O SAPO PULANTE
O sapo pulante num voo rasante
atravessou a brisa amena e cálida
do pátio da Igreja sem padre nem crente.
De olhos arregalados e bem femininos,
olhou para a fachada do templo
como fosse esplendorosa vitrine
e que nem pulasse de letra em letra
leu soletrando a escrita latina no cimento frio:
"Siste Viator et ora Mariam".
Forasteiro exausto ainda longe de casa
sentou-se nos trazeiros como fossem almofadas
ou dois travesseiros à sombra das letras,
belos salgueiros,
e quieto ficou, em extase e estado de graça
e com o olhar abrangente que tudo enlaça
e sem entender os dizeres
pulou no infinito na forma de susto e de grito e prazeres
e lá por um tempo ficou alheio a insetos, mariposas e mosquitos.
Como se acordasse do nada
e sonâmbulo caísse e rolasse pela escada
pulou no tempo, mancou da perna, e continuou a jornada
pulando de vagar, um salto medido,
desceu degrau por degrau e o fazia sem pressa
mirando-se nos espelhos da escadaria larga de pedra fria .
Pegou um inseto com sua língua danada,
subiu a mureta e contemplou a esplanada,
e engoliu o inseto que apareceu na sua frente
e mais que depressa pulou pro seu ventre,
sentindo doce prazer e recostando a pança
parecia dormir no duro cimento das rezas e lamentos,
misturado a odores de velas e ao perfume
de incensos.
Da mureta pulou pra grama do jardim de repente
e ali permaneceu sem se mover, parado como fosse gente
pensando asneiras enquanto a brisa nem fria nem quente
roçava-lhe o dorso empolado e carrasquento
como fosse escova ou mesmo um delicado pente.
Fiquei a contemplar o sapo imóvel naquela sítio sagrado
enquanto o vento feito gari varria as folhas secas
que do pátio esvoaçavam feito borboletas encantadas
e um bando de colibris que se misturavam formando
figuras de anjos alados.
Subiam e desciam vagando pelas trilhas das almas perdidas
arrastando seus corpos pelas encruzilhadas e dormidas,
pedindo para entrar no templo senão pela porta da frente
ao menos pela porta do lado,
queriam cumprir suas promessas
e pagar seus pecados
mas as portas permaneciam mudas e ausentes,
e com enormes ferrolhos foram trancadas.
Lá do jardim num salto majestoso
o sapo pulou pro Cruzeiro do Sul
e de estrela em estrela saltava
esticando o dorso e a lingua afiada
pronto a devorar no seu sonho de príncipe
uma linda e majestosa borboleta azul.
Abaixo meu olhar e contemplo a Avenida,
e me sinto também como uma alma perdida,
ouço o murmúrio de homens que comem e bebem
jogam sinuca e outros que chavecam nas portas dos bares
e outros que gritam ao garçon para que traga bebidas
e uma porção de caleabresa e uma cerveja bem gelada,
enquanrto os caminhões pulam de marcha em marcha
e bufam seus motores numa íngreme subida
e depois somem como engolidos na garganta da estrada.
Meu olhar pula da Avenida para a cruz de madeira,
encostada à parede dos fundos da Igreja,
uma cruz abandonada depois de árduas pelejas
uma cruz ali esquecida que ninguém a deseja...

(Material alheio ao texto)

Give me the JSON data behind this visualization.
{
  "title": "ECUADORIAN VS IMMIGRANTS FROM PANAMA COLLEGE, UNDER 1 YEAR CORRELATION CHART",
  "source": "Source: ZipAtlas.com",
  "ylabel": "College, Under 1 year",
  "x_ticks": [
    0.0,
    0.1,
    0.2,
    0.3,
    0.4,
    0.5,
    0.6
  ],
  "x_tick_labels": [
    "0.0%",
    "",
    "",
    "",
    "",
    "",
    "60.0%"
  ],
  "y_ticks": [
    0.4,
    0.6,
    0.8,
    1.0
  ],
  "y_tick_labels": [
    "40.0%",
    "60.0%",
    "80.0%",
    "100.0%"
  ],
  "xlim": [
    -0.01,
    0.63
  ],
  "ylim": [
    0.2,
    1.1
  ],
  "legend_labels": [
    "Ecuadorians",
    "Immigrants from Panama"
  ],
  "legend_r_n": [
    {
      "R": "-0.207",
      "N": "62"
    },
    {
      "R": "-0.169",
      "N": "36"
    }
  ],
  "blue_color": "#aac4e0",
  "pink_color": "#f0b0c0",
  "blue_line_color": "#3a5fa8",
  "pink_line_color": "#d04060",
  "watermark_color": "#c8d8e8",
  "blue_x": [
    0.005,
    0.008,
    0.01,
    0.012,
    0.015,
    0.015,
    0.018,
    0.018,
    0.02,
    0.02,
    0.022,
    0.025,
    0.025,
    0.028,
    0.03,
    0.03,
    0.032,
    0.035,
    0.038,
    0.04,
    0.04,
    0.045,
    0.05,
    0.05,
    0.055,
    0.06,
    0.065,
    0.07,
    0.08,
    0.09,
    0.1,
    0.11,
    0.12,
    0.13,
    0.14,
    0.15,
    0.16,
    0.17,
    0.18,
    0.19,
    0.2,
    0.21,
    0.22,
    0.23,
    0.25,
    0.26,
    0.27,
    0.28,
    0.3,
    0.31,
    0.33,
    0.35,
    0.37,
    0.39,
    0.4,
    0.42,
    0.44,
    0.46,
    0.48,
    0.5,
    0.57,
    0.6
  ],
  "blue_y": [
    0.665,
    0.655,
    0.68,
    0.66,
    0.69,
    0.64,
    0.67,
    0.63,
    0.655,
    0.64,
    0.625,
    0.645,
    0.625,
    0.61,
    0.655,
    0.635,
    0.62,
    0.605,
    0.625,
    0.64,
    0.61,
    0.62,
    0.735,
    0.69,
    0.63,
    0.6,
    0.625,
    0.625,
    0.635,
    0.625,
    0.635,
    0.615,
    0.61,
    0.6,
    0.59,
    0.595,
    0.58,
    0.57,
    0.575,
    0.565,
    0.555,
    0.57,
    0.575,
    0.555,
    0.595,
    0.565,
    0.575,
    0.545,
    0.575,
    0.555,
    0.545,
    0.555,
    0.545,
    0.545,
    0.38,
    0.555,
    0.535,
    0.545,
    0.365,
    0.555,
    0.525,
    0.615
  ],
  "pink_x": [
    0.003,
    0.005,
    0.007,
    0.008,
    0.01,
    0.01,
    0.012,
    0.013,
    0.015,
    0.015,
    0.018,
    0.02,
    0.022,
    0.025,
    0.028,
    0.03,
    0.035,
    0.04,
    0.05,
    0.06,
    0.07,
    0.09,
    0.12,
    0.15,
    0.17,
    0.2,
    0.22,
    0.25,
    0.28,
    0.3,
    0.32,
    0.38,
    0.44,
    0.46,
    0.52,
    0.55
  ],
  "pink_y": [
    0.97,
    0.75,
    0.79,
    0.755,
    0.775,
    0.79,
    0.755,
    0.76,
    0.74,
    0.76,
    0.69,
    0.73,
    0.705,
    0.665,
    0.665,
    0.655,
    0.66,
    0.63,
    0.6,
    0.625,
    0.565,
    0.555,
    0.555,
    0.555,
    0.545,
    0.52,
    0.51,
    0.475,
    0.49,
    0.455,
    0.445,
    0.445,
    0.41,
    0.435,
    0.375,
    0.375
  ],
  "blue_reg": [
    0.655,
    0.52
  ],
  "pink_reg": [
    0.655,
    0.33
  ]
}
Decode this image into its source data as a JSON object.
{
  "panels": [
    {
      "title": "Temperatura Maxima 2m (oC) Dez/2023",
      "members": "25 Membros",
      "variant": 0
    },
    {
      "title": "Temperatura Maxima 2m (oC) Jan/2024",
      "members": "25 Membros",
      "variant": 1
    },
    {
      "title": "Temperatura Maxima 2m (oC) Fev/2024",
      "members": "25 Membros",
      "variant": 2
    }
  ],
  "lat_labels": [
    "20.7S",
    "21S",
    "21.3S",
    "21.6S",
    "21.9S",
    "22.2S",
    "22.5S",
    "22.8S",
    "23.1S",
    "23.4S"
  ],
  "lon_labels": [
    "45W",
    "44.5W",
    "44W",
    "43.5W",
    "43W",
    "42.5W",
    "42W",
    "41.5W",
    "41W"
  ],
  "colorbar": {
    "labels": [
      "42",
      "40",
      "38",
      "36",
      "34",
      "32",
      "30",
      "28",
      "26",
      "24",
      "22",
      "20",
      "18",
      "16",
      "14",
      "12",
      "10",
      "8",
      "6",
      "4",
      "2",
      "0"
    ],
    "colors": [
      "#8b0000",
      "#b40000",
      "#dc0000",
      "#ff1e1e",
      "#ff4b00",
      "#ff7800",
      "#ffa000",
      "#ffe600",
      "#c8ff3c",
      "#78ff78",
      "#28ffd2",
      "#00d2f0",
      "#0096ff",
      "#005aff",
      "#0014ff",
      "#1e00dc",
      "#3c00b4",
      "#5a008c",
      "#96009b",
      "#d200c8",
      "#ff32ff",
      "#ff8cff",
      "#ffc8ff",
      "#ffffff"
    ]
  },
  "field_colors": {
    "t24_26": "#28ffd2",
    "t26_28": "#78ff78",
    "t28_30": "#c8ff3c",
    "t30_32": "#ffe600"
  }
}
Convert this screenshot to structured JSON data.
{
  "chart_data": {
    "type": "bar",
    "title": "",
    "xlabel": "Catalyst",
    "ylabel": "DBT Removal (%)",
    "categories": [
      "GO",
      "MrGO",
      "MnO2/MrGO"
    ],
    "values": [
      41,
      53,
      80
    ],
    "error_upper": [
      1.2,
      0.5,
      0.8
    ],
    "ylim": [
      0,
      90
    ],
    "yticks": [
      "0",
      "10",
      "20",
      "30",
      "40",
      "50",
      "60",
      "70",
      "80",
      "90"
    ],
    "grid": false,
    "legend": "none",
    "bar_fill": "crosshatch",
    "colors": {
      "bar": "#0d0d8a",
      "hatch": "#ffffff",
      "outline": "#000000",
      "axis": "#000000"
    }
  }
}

Meu olhos de pulo em pulo descem os degraus
e vão à aprocura do sapo no jardim,
mas em mim é o vazio do sapo que se foi
soletrando as letras da escritura que se escrevi
já não me lembro nem sei,
pois neste relato apenas conto o que vi.
Volto meus olhos para fachada iluminada
e vejo anjos, santos e diabos assustados,
e me apavoro com o globo com uma cruz encimada
e a sua sombra o sapo estica a lingua comprida
e de uma e uma devora sem pressa e calado
como fossem insetos as letras latinas da alta fachada.
A sacada é íngreme e a mureta elevada,
a igreja é um rosto dormido num corpo cansado,
e as casas lá embaixo se afundam
e me deixam náufrago à sombra de um ramo
numa poça de água de meu sonho acordado.